Sarraf marihuana içtiğini de kabul etmişti
Duruşmalarına devam edilen dava süreci içinde Sarraf, tutuklu bulunduğu cezaevindeki bir gardiyana, Türk avukatı vasıtasıyla, yaklaşık 45 bin dolar rüşvet verdiğini belirtmişti.
Türkiye'den diğer masraflarıyla birlikte gönderilen para ile bu rüşvetin ödendiğini anlatan Sarraf, "45 bin dolar karşılığında bu gardiyan bana alkol getirdi. Birkaç kere de gardiyanın cep telefonunu kullandım ... Eşimle, kızımla görüntülü, Türkiye'deki bir avukatımla, bir kere de dayımla ve ablamla görüştüm, hatırladığım kadarıyla." demişti.
Sarraf, cezaevinde uyuşturucu madde olan sentetik marihuana içtiğini de kabul etmişti.

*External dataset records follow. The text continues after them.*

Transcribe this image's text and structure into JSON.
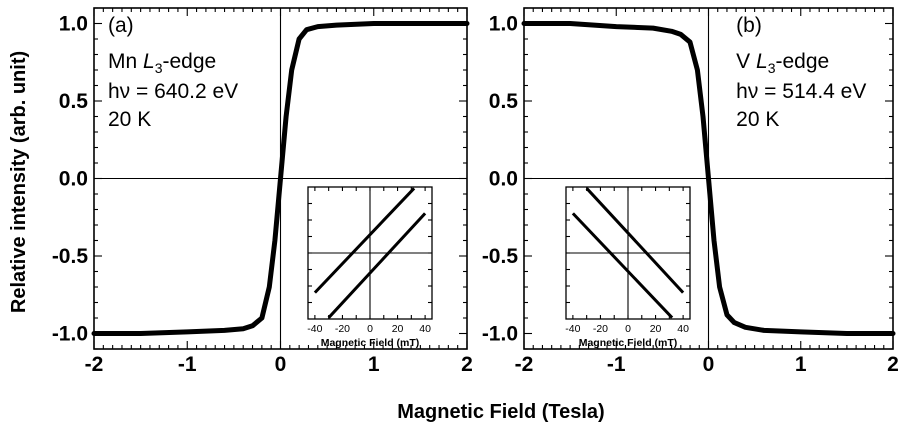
{
  "figure": {
    "xlabel": "Magnetic Field (Tesla)",
    "ylabel": "Relative intensity (arb. unit)"
  },
  "chart_data": [
    {
      "type": "line",
      "panel_label": "(a)",
      "annotation": {
        "element": "Mn",
        "edge_main": "L",
        "edge_sub": "3",
        "edge_suffix": "-edge",
        "photon_energy": "hν = 640.2 eV",
        "temperature": "20 K"
      },
      "xlim": [
        -2,
        2
      ],
      "ylim": [
        -1.1,
        1.1
      ],
      "x_ticks": [
        -2,
        -1,
        0,
        1,
        2
      ],
      "x_tick_labels": [
        "-2",
        "-1",
        "0",
        "1",
        "2"
      ],
      "y_ticks": [
        -1.0,
        -0.5,
        0.0,
        0.5,
        1.0
      ],
      "y_tick_labels": [
        "-1.0",
        "-0.5",
        "0.0",
        "0.5",
        "1.0"
      ],
      "grid": false,
      "reference_lines": {
        "x": 0,
        "y": 0
      },
      "series": [
        {
          "x": [
            -2,
            -1.5,
            -1.0,
            -0.6,
            -0.4,
            -0.3,
            -0.2,
            -0.12,
            -0.06,
            0,
            0.06,
            0.12,
            0.2,
            0.28,
            0.4,
            0.6,
            1.0,
            1.5,
            2
          ],
          "y": [
            -1.0,
            -1.0,
            -0.99,
            -0.98,
            -0.97,
            -0.95,
            -0.9,
            -0.7,
            -0.4,
            0.0,
            0.4,
            0.7,
            0.9,
            0.96,
            0.98,
            0.99,
            1.0,
            1.0,
            1.0
          ]
        }
      ],
      "inset": {
        "xlabel": "Magnetic Field (mT)",
        "xlim": [
          -45,
          45
        ],
        "ylim": [
          -1,
          1
        ],
        "x_ticks": [
          -40,
          -20,
          0,
          20,
          40
        ],
        "x_tick_labels": [
          "-40",
          "-20",
          "0",
          "20",
          "40"
        ],
        "reference_lines": {
          "x": 0,
          "y": 0
        },
        "series": [
          {
            "x": [
              -40,
              32
            ],
            "y": [
              -0.6,
              0.98
            ]
          },
          {
            "x": [
              -30,
              40
            ],
            "y": [
              -0.98,
              0.6
            ]
          }
        ]
      }
    },
    {
      "type": "line",
      "panel_label": "(b)",
      "annotation": {
        "element": "V",
        "edge_main": "L",
        "edge_sub": "3",
        "edge_suffix": "-edge",
        "photon_energy": "hν = 514.4 eV",
        "temperature": "20 K"
      },
      "xlim": [
        -2,
        2
      ],
      "ylim": [
        -1.1,
        1.1
      ],
      "x_ticks": [
        -2,
        -1,
        0,
        1,
        2
      ],
      "x_tick_labels": [
        "-2",
        "-1",
        "0",
        "1",
        "2"
      ],
      "y_ticks": [
        -1.0,
        -0.5,
        0.0,
        0.5,
        1.0
      ],
      "y_tick_labels": [
        "-1.0",
        "-0.5",
        "0.0",
        "0.5",
        "1.0"
      ],
      "grid": false,
      "reference_lines": {
        "x": 0,
        "y": 0
      },
      "series": [
        {
          "x": [
            -2,
            -1.5,
            -1.0,
            -0.6,
            -0.4,
            -0.3,
            -0.2,
            -0.12,
            -0.06,
            0,
            0.06,
            0.12,
            0.2,
            0.28,
            0.4,
            0.6,
            1.0,
            1.5,
            2
          ],
          "y": [
            1.0,
            1.0,
            0.98,
            0.97,
            0.95,
            0.93,
            0.88,
            0.7,
            0.4,
            0.0,
            -0.4,
            -0.7,
            -0.88,
            -0.93,
            -0.96,
            -0.98,
            -0.99,
            -1.0,
            -1.0
          ]
        }
      ],
      "inset": {
        "xlabel": "Magnetic Field (mT)",
        "xlim": [
          -45,
          45
        ],
        "ylim": [
          -1,
          1
        ],
        "x_ticks": [
          -40,
          -20,
          0,
          20,
          40
        ],
        "x_tick_labels": [
          "-40",
          "-20",
          "0",
          "20",
          "40"
        ],
        "reference_lines": {
          "x": 0,
          "y": 0
        },
        "series": [
          {
            "x": [
              -40,
              32
            ],
            "y": [
              0.6,
              -0.98
            ]
          },
          {
            "x": [
              -30,
              40
            ],
            "y": [
              0.98,
              -0.6
            ]
          }
        ]
      }
    }
  ]
}
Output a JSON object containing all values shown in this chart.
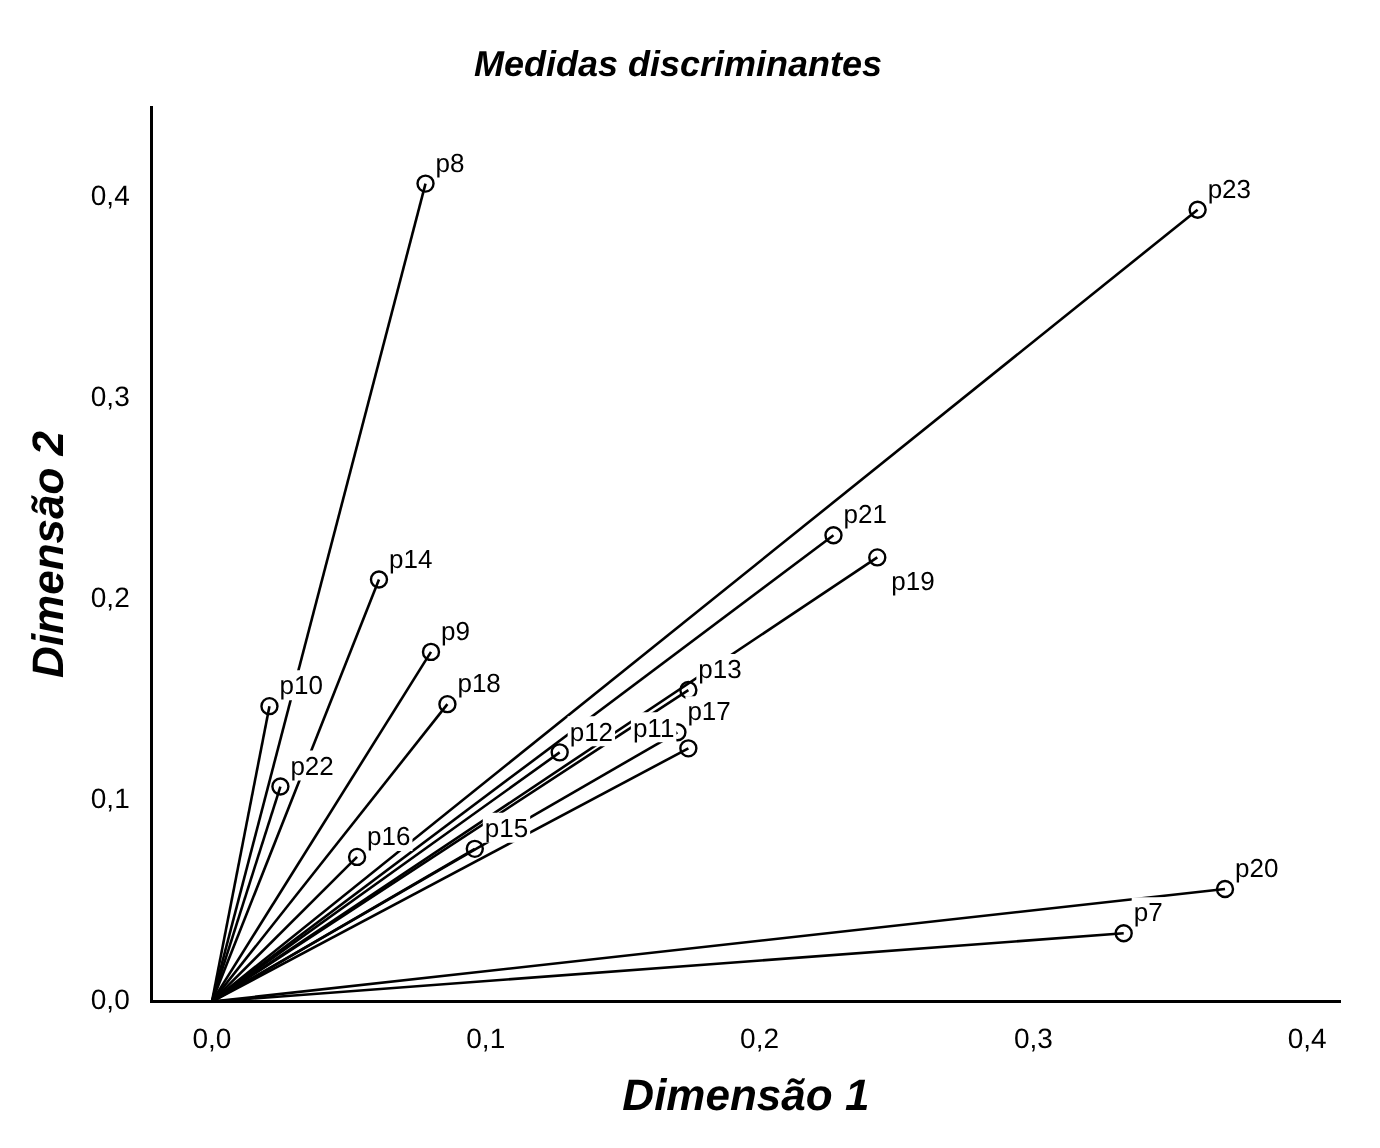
{
  "chart_data": {
    "type": "line",
    "title": "Medidas discriminantes",
    "xlabel": "Dimensão 1",
    "ylabel": "Dimensão 2",
    "xlim": [
      -0.022,
      0.412
    ],
    "ylim": [
      0,
      0.445
    ],
    "xticks": [
      {
        "value": 0,
        "label": "0,0"
      },
      {
        "value": 0.1,
        "label": "0,1"
      },
      {
        "value": 0.2,
        "label": "0,2"
      },
      {
        "value": 0.3,
        "label": "0,3"
      },
      {
        "value": 0.4,
        "label": "0,4"
      }
    ],
    "yticks": [
      {
        "value": 0,
        "label": "0,0"
      },
      {
        "value": 0.1,
        "label": "0,1"
      },
      {
        "value": 0.2,
        "label": "0,2"
      },
      {
        "value": 0.3,
        "label": "0,3"
      },
      {
        "value": 0.4,
        "label": "0,4"
      }
    ],
    "grid": false,
    "legend": false,
    "marker": "circle",
    "line_style": "solid",
    "series": [
      {
        "name": "p8",
        "color": "#000000",
        "x": [
          0,
          0.078
        ],
        "values": [
          0,
          0.407
        ]
      },
      {
        "name": "p23",
        "color": "#000000",
        "x": [
          0,
          0.36
        ],
        "values": [
          0,
          0.394
        ]
      },
      {
        "name": "p21",
        "color": "#000000",
        "x": [
          0,
          0.227
        ],
        "values": [
          0,
          0.232
        ]
      },
      {
        "name": "p19",
        "color": "#000000",
        "x": [
          0,
          0.243
        ],
        "values": [
          0,
          0.221
        ]
      },
      {
        "name": "p14",
        "color": "#000000",
        "x": [
          0,
          0.061
        ],
        "values": [
          0,
          0.21
        ]
      },
      {
        "name": "p9",
        "color": "#000000",
        "x": [
          0,
          0.08
        ],
        "values": [
          0,
          0.174
        ]
      },
      {
        "name": "p18",
        "color": "#000000",
        "x": [
          0,
          0.086
        ],
        "values": [
          0,
          0.148
        ]
      },
      {
        "name": "p10",
        "color": "#000000",
        "x": [
          0,
          0.021
        ],
        "values": [
          0,
          0.147
        ]
      },
      {
        "name": "p13",
        "color": "#000000",
        "x": [
          0,
          0.174
        ],
        "values": [
          0,
          0.155
        ]
      },
      {
        "name": "p12",
        "color": "#000000",
        "x": [
          0,
          0.127
        ],
        "values": [
          0,
          0.124
        ]
      },
      {
        "name": "p17",
        "color": "#000000",
        "x": [
          0,
          0.17
        ],
        "values": [
          0,
          0.134
        ]
      },
      {
        "name": "p11",
        "color": "#000000",
        "x": [
          0,
          0.174
        ],
        "values": [
          0,
          0.126
        ]
      },
      {
        "name": "p22",
        "color": "#000000",
        "x": [
          0,
          0.025
        ],
        "values": [
          0,
          0.107
        ]
      },
      {
        "name": "p16",
        "color": "#000000",
        "x": [
          0,
          0.053
        ],
        "values": [
          0,
          0.072
        ]
      },
      {
        "name": "p15",
        "color": "#000000",
        "x": [
          0,
          0.096
        ],
        "values": [
          0,
          0.076
        ]
      },
      {
        "name": "p20",
        "color": "#000000",
        "x": [
          0,
          0.37
        ],
        "values": [
          0,
          0.056
        ]
      },
      {
        "name": "p7",
        "color": "#000000",
        "x": [
          0,
          0.333
        ],
        "values": [
          0,
          0.034
        ]
      }
    ]
  }
}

Sarraf'ın "hapishaneden çıkmak ya da daha az ceza almak için işlemediğin suçları kabul etmek zorundasın" dediği ortaya çıkmıştı.
Atilla'nın avukatları, Sarraf'ın hapishanedeki telefon görüşmelerinin kayıtlarına ilişkin mahkemeye bir mektup sunmuştu.
Savunmanın avukatlarının sunduğu mektupta, 15 Eylül 2016'da Sarraf ile Ahad isimli bir kişi arasında geçen telefon konuşmasında Sarraf'ın "ABD'de hapishaneden çıkmak ya da daha az ceza almak için işlemediğin suçları kabul etmek zorundasın" dediği belirtilmişti.
İran'a yönelik yaptırımları delme, banka dolandırıcılığı ve kara para aklamak gibi suçlar atfedilen Sarraf geçen yıl mart ayında ABD'de tutuklanmıştı.
Atilla ise 27 Mart'ta JFK Havalimanı'ndan Türkiye'ye gitmek üzereyken gözaltına alınmış ve ardından tutuklanmıştı.